I won $291,500 in outside scholarships - my story

If an outside scholarship says you “must have need” and the student has already executed on a solid merit aid/financial safety school strategy, I’d go ahead and apply and see what happens (unless family income is ridiculous – like 300k+ with one child. Then you’re just not going to win no matter what.) Some scholarships are more lenient than others. Elks and JKCF just won’t tolerate upper middle class or high income applicants. Some others may, though; Burger King prioritizes work experience for the top award, and many subject-based (women in tech) scholarships are – beyond the initial application requirements (ie be a woman in tech) strictly merit. The problem with these is that they tend to be small and non-renewable. But, still, potential book money.

The JKCF College Scholarship is relatively new (2 years); the foundation ran the competition for their own Young Scholars for years, but it was only recently opened for public applications (to allow students who wouldn’t have known about the Young Scholars program in middle school to apply).
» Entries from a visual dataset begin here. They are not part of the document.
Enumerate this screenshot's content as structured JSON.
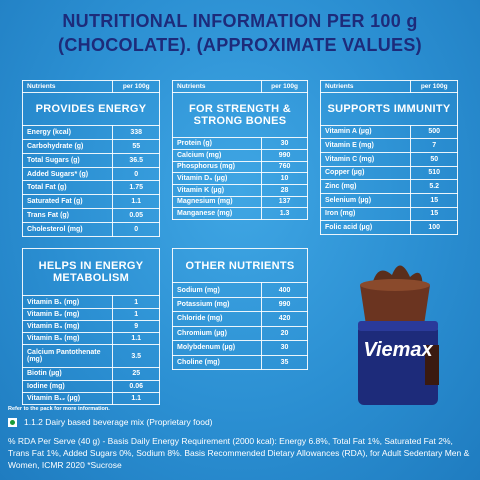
{
  "title": [
    "NUTRITIONAL INFORMATION PER 100 g",
    "(CHOCOLATE). (APPROXIMATE VALUES)"
  ],
  "tables": [
    {
      "header": [
        "Nutrients",
        "per 100g"
      ],
      "section": "PROVIDES ENERGY",
      "rows": [
        [
          "Energy (kcal)",
          "338"
        ],
        [
          "Carbohydrate (g)",
          "55"
        ],
        [
          "Total Sugars (g)",
          "36.5"
        ],
        [
          "Added Sugars* (g)",
          "0"
        ],
        [
          "Total Fat (g)",
          "1.75"
        ],
        [
          "Saturated Fat (g)",
          "1.1"
        ],
        [
          "Trans Fat (g)",
          "0.05"
        ],
        [
          "Cholesterol (mg)",
          "0"
        ]
      ]
    },
    {
      "header": [
        "Nutrients",
        "per 100g"
      ],
      "section": "FOR STRENGTH & STRONG BONES",
      "rows": [
        [
          "Protein (g)",
          "30"
        ],
        [
          "Calcium (mg)",
          "990"
        ],
        [
          "Phosphorus (mg)",
          "760"
        ],
        [
          "Vitamin D₃ (µg)",
          "10"
        ],
        [
          "Vitamin K (µg)",
          "28"
        ],
        [
          "Magnesium (mg)",
          "137"
        ],
        [
          "Manganese (mg)",
          "1.3"
        ]
      ]
    },
    {
      "header": [
        "Nutrients",
        "per 100g"
      ],
      "section": "SUPPORTS IMMUNITY",
      "rows": [
        [
          "Vitamin A (µg)",
          "500"
        ],
        [
          "Vitamin E (mg)",
          "7"
        ],
        [
          "Vitamin C (mg)",
          "50"
        ],
        [
          "Copper (µg)",
          "510"
        ],
        [
          "Zinc (mg)",
          "5.2"
        ],
        [
          "Selenium (µg)",
          "15"
        ],
        [
          "Iron (mg)",
          "15"
        ],
        [
          "Folic acid (µg)",
          "100"
        ]
      ]
    },
    {
      "section": "HELPS IN ENERGY METABOLISM",
      "rows": [
        [
          "Vitamin B₁ (mg)",
          "1"
        ],
        [
          "Vitamin B₂ (mg)",
          "1"
        ],
        [
          "Vitamin B₃ (mg)",
          "9"
        ],
        [
          "Vitamin B₆ (mg)",
          "1.1"
        ],
        [
          "Calcium Pantothenate (mg)",
          "3.5"
        ],
        [
          "Biotin (µg)",
          "25"
        ],
        [
          "Iodine (mg)",
          "0.06"
        ],
        [
          "Vitamin B₁₂ (µg)",
          "1.1"
        ]
      ]
    },
    {
      "section": "OTHER NUTRIENTS",
      "rows": [
        [
          "Sodium (mg)",
          "400"
        ],
        [
          "Potassium (mg)",
          "990"
        ],
        [
          "Chloride (mg)",
          "420"
        ],
        [
          "Chromium (µg)",
          "20"
        ],
        [
          "Molybdenum (µg)",
          "30"
        ],
        [
          "Choline (mg)",
          "35"
        ]
      ]
    }
  ],
  "product": {
    "brand": "Viemax"
  },
  "footer": {
    "note": "Refer to the pack for more information.",
    "category": "1.1.2 Dairy based beverage mix (Proprietary food)",
    "rda": "% RDA Per Serve (40 g) - Basis Daily Energy Requirement (2000 kcal): Energy 6.8%, Total Fat 1%, Saturated Fat 2%, Trans Fat 1%, Added Sugars 0%, Sodium 8%. Basis Recommended Dietary Allowances (RDA), for Adult Sedentary Men & Women, ICMR 2020 *Sucrose"
  }
}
This year they chose 50 College Scholars from an outside pool of applicants (I was one of them), and 44 came from the Young Scholars pipeline. The good thing about this scholarship is, if you fit into the application requirements to begin with – ie make less than 95k a year gross, have a GPA above 3.5, and have standardized test scores on the SAT or ACT in the top 15% – then you have a decent shot. The applicant pool is relatively small compared to most national programs (this year ~1800 “qualified” students applied), and my impression is that they don’t weight community service or extracurricular activities very heavily (since lower income students are less likely to have the chance to be engaged in them). Likewise, financial situation and other family hardships (divorce, immigration, etc) seem to be weighted very heavily. Much like with Gates, you also have to write a mini-thesis (thousands and thousands of words) to apply to JKCF, so that weeds out a ton of students; you’ll have a decent shot if you’re a good writer.

Tl;dr for JKCF – if you fit within those three requirements, consider applying. My family’s AGI is more than double the scholar average, but it still worked out.